Tuesday’s lunch was delayed by a stop at Egypt Beach, where I tried a little surfcasting. October’s early days are among the most enjoyable here, with their easy pace. The office phones ring far less often, the urgent calls of public relations people reduced to a trickle.
With the letters to the editor checked for grammatical consistency and put in some semblance of coherent order, it seemed okay to extend my usual run for food a little. The bass had not yet begun their run along the ocean beach, this I knew, but giving them a try just in case seemed a reasonable excuse.
It’s hard to describe, but fellow anglers know this: Sometimes the water just doesn’t look “fishy.” This was one of those times, but I cast awhile anyway — more just for the doing of it than in the expectation of catching anything.
The ocean is notably warm for the beginning of fall. This, a surfcaster friend tells me, is the reason there are no fish to be found, except at Montauk. Few birds passed overhead, and few sandpipers or plovers could be seen picking for a meal on the sloping foreshore.
It was, now that I think about it, my second trip to the beach of the day. My wife had an early class to teach, so I had our toddler, Ellis, and some time to kill before work. We stopped first at Main Beach, then went to Wiborg’s. There, a small knot of people and dogs stood off to the west, the dogs digging and barking, the people chatting.

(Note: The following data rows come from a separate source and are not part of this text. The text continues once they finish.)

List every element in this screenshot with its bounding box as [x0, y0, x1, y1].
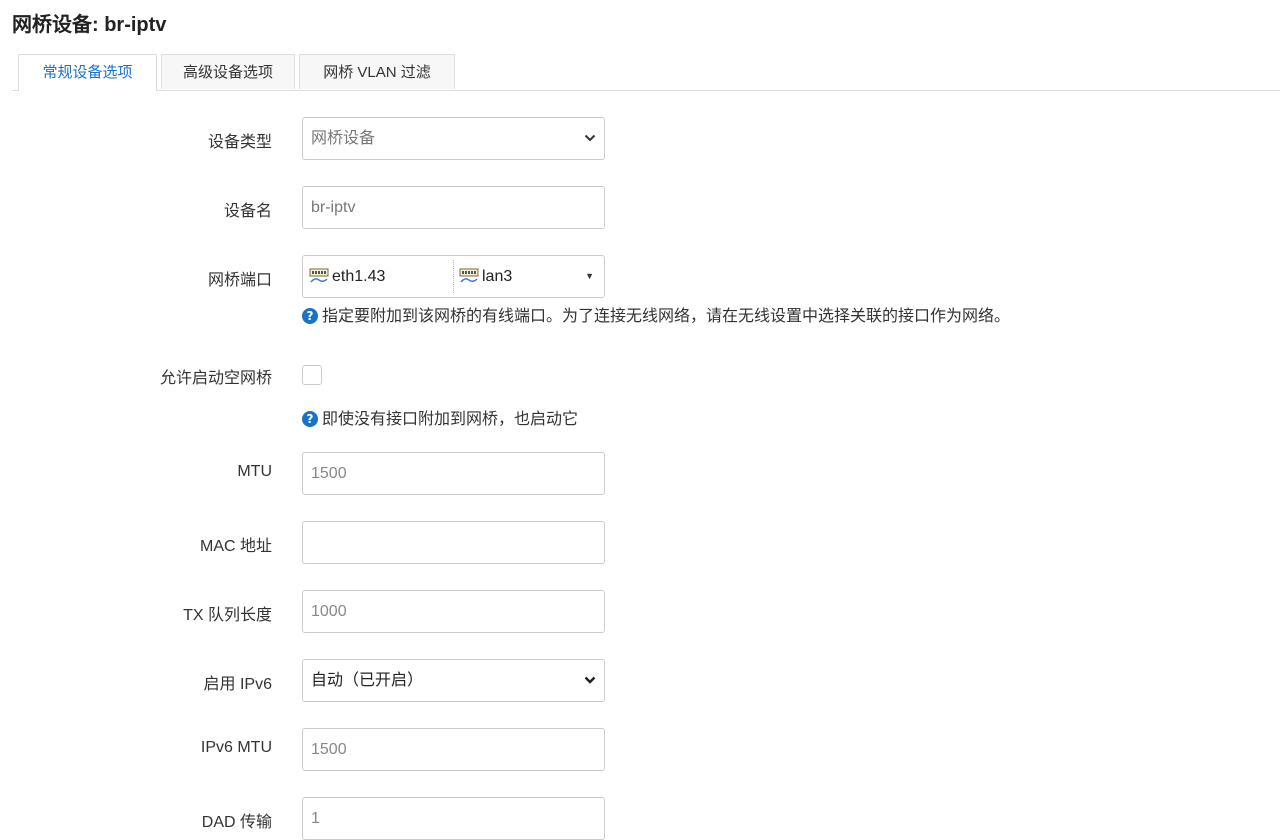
- txqueuelen-label: TX 队列长度: [183, 607, 272, 624]
- ipv6-select[interactable]: 自动（已开启）: [302, 659, 605, 702]
- ipv6-label: 启用 IPv6: [203, 676, 272, 693]
- ipv6-mtu-label: IPv6 MTU: [200, 739, 272, 756]
- tab-advanced-settings[interactable]: 高级设备选项: [161, 54, 295, 89]
- bring-up-empty-help: ? 即使没有接口附加到网桥，也启动它: [302, 405, 578, 429]
- txqueuelen-input[interactable]: [302, 590, 605, 633]
- chevron-down-icon: [584, 118, 596, 143]
- tab-bridge-vlan-filtering[interactable]: 网桥 VLAN 过滤: [299, 54, 455, 89]
- ipv6-value: 自动（已开启）: [311, 672, 424, 689]
- ipv6-mtu-input[interactable]: [302, 728, 605, 771]
- caret-down-icon: ▼: [585, 271, 594, 281]
- port-label: lan3: [482, 268, 513, 285]
- dad-label: DAD 传输: [201, 814, 272, 831]
- device-type-value: 网桥设备: [311, 130, 376, 147]
- question-circle-icon: ?: [302, 411, 318, 427]
- port-item: lan3: [459, 256, 512, 297]
- device-type-select[interactable]: 网桥设备: [302, 117, 605, 160]
- page-title: 网桥设备: br-iptv: [12, 14, 167, 36]
- mtu-input[interactable]: [302, 452, 605, 495]
- network-port-icon: [459, 268, 479, 283]
- bring-up-empty-help-text: 即使没有接口附加到网桥，也启动它: [322, 411, 579, 428]
- bridge-ports-help: ? 指定要附加到该网桥的有线端口。为了连接无线网络，请在无线设置中选择关联的接口作…: [302, 302, 1010, 326]
- device-name-field: br-iptv: [302, 186, 605, 229]
- port-label: eth1.43: [332, 268, 386, 285]
- bring-up-empty-label: 允许启动空网桥: [159, 370, 272, 387]
- bridge-ports-label: 网桥端口: [207, 272, 272, 289]
- tab-bar: 常规设备选项 高级设备选项 网桥 VLAN 过滤: [12, 54, 1280, 91]
- bring-up-empty-checkbox[interactable]: [302, 365, 322, 385]
- device-name-value: br-iptv: [311, 199, 356, 216]
- tab-general-settings[interactable]: 常规设备选项: [18, 54, 157, 91]
- mac-label: MAC 地址: [199, 538, 272, 555]
- question-circle-icon: ?: [302, 308, 318, 324]
- bridge-ports-help-text: 指定要附加到该网桥的有线端口。为了连接无线网络，请在无线设置中选择关联的接口作为…: [322, 308, 1011, 325]
- bridge-ports-select[interactable]: eth1.43 lan3 ▼: [302, 255, 605, 298]
- port-divider: [453, 260, 455, 293]
- mac-input[interactable]: [302, 521, 605, 564]
- device-type-label: 设备类型: [207, 134, 272, 151]
- port-item: eth1.43: [309, 256, 385, 297]
- network-port-icon: [309, 268, 329, 283]
- dad-input[interactable]: [302, 797, 605, 840]
- chevron-down-icon: [584, 660, 596, 685]
- device-name-label: 设备名: [223, 203, 272, 220]
- mtu-label: MTU: [237, 463, 272, 480]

Ellis “asked” to put on his rain boots, the ones with the smiley faces on them. We walked hand in hand down to the wrack line, where he picked up sticks and poked at the tangles of eelgrass.
As I recalled, at his age each of the children began to have an interest in throwing things. Ellis, in his turn, found each of us a proper piece of driftwood and beckoned me to follow him toward the water. I did. We threw our sticks in several times until a bit of current took them away.
The wide ocean beach is a wonderland for a child. For an adult, too, those of us able to steal a few minutes to enjoy it.